Kemenangan Laksamana Yi di laut bukan hanya memalukan bagi Jepang. Tindakan angkatan laut Korea memotong pasukan Jepang dari pulau-pulau asal, meninggalkannya terdampar di tengah Korea tanpa pasokan, bala bantuan, atau rute komunikasi. Meskipun Jepang mampu merebut ibu kota utara lama di Pyongyang pada 20 Juli 1592, gerakan ke utara mereka segera macet.
Pemberontak dan Ming
Dengan sisa-sisa tentara Korea yang compang-camping, tetapi dipenuhi harapan berkat Korea kemenangan angkatan laut, rakyat jelata Korea bangkit dan memulai perang gerilya melawan Jepang penjajah. Puluhan ribu petani dan budak memilih kelompok-kelompok kecil tentara Jepang, membakar kamp-kamp Jepang, dan pada umumnya mengerahkan pasukan penjajah dengan segala cara yang mungkin. Pada akhir invasi, mereka mengatur diri menjadi pasukan tempur yang tangguh, dan memenangkan pertempuran melawan samurai.
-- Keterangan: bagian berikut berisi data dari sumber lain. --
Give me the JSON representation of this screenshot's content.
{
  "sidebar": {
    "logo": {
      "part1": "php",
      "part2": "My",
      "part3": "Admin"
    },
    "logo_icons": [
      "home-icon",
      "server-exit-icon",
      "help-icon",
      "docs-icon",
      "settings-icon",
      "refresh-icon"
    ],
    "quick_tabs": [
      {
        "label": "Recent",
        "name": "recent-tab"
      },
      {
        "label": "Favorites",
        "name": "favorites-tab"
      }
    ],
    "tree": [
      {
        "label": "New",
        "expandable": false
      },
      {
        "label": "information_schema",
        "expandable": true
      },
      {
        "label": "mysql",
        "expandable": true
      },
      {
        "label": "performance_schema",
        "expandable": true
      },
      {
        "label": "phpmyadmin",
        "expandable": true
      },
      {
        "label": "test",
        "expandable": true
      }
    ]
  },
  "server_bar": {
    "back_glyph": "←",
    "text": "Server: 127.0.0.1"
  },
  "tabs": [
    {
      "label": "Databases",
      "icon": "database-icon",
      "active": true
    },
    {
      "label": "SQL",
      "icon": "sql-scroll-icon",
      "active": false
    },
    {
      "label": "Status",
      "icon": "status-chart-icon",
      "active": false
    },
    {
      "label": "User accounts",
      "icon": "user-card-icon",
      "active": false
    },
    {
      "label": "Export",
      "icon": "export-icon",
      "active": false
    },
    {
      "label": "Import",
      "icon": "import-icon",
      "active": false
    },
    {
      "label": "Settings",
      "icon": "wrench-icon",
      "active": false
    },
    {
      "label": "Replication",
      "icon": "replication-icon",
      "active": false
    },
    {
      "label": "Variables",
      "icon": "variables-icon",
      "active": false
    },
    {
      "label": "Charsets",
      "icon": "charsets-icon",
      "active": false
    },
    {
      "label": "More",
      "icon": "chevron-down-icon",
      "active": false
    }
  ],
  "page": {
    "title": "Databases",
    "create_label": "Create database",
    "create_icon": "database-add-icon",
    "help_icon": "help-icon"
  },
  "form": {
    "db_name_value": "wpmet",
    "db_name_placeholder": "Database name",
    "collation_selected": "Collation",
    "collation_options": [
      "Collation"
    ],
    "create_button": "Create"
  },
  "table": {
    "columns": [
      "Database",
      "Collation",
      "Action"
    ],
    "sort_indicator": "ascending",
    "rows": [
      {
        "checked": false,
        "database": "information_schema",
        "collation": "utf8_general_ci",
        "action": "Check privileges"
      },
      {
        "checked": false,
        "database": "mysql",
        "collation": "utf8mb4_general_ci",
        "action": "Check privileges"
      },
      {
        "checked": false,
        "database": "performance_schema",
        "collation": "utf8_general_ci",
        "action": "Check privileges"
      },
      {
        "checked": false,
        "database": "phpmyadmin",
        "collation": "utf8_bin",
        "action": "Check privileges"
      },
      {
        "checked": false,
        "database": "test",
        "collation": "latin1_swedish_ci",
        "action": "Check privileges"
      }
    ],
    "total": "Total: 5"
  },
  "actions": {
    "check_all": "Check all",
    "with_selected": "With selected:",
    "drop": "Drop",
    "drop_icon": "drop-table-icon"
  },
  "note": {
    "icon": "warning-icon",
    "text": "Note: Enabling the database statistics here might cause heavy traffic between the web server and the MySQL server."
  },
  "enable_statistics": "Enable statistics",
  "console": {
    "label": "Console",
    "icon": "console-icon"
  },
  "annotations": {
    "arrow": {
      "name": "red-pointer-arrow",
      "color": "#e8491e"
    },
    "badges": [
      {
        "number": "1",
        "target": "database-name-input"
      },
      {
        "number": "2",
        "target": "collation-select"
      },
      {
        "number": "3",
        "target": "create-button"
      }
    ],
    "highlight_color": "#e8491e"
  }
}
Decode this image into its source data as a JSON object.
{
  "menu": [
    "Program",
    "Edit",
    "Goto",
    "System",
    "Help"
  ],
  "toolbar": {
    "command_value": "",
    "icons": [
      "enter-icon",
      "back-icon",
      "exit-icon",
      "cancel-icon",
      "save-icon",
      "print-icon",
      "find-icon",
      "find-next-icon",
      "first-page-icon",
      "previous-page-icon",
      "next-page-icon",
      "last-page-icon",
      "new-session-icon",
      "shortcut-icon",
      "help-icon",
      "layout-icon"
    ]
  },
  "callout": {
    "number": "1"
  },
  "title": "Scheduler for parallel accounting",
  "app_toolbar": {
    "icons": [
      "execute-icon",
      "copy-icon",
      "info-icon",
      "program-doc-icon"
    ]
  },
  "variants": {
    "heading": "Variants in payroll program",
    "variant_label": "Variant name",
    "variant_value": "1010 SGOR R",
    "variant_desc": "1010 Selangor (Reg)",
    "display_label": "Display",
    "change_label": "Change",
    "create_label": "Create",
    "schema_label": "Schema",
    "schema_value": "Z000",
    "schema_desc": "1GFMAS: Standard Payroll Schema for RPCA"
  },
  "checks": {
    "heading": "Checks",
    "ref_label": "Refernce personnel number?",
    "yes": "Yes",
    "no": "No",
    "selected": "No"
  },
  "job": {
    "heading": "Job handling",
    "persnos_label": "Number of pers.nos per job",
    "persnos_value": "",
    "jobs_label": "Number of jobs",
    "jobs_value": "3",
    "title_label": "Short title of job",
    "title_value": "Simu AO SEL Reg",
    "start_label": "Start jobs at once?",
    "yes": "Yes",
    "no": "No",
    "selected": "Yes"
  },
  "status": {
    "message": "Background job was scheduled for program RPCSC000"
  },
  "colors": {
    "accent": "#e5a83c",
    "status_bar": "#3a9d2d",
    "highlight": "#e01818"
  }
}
Pada bulan Februari 1593, pemerintah Ming akhirnya menyadari bahwa invasi Jepang ke Korea juga menjadi ancaman serius bagi Cina. Pada saat ini, beberapa divisi Jepang bertempur dengan Jurchen di tempat yang sekarang bernama Manchuria, Cina utara. Ming mengirim pasukan 50.000 yang dengan cepat mengusir Jepang dari Pyongyang, mendorong mereka ke selatan ke Seoul.
Retret Jepang
China mengancam akan mengirim pasukan yang jauh lebih besar, sekitar 400.000 orang, jika Jepang tidak mundur dari Korea. Para jenderal Jepang di lapangan sepakat untuk mundur ke daerah sekitar Busan sementara pembicaraan damai diadakan. Pada Mei 1593, sebagian besar Semenanjung Korea telah dibebaskan, dan Jepang semua terkonsentrasi di jalur pantai sempit di sudut barat daya negara itu.
Jepang dan Cina memilih untuk mengadakan pembicaraan damai tanpa mengundang orang Korea ke meja. Pada akhirnya, ini akan berlangsung selama empat tahun, dan utusan untuk kedua belah pihak membawa laporan palsu kembali ke penguasa mereka. Para jenderal Hideyoshi, yang takut akan perilakunya yang semakin tidak menentu dan kebiasaannya membuat orang mendidih hidup-hidup, memberinya kesan bahwa mereka telah memenangkan Perang Imjin.
Akibatnya, Hideyoshi mengeluarkan serangkaian tuntutan: Cina akan mengizinkan Jepang untuk mencaplok empat provinsi selatan Korea; salah satu anak perempuan kaisar Cina akan menikah dengan putra kaisar Jepang; dan Jepang akan menerima seorang pangeran Korea dan bangsawan lainnya sebagai sandera untuk menjamin kepatuhan Korea terhadap tuntutan Jepang. Delegasi Tiongkok mengkhawatirkan nyawa mereka sendiri jika mereka memberikan perjanjian yang keterlaluan kepada Wanli Kaisar, jadi mereka memalsukan surat yang jauh lebih rendah di mana "Hideyoshi" memohon Cina untuk menerima Jepang sebagai anak sungai negara.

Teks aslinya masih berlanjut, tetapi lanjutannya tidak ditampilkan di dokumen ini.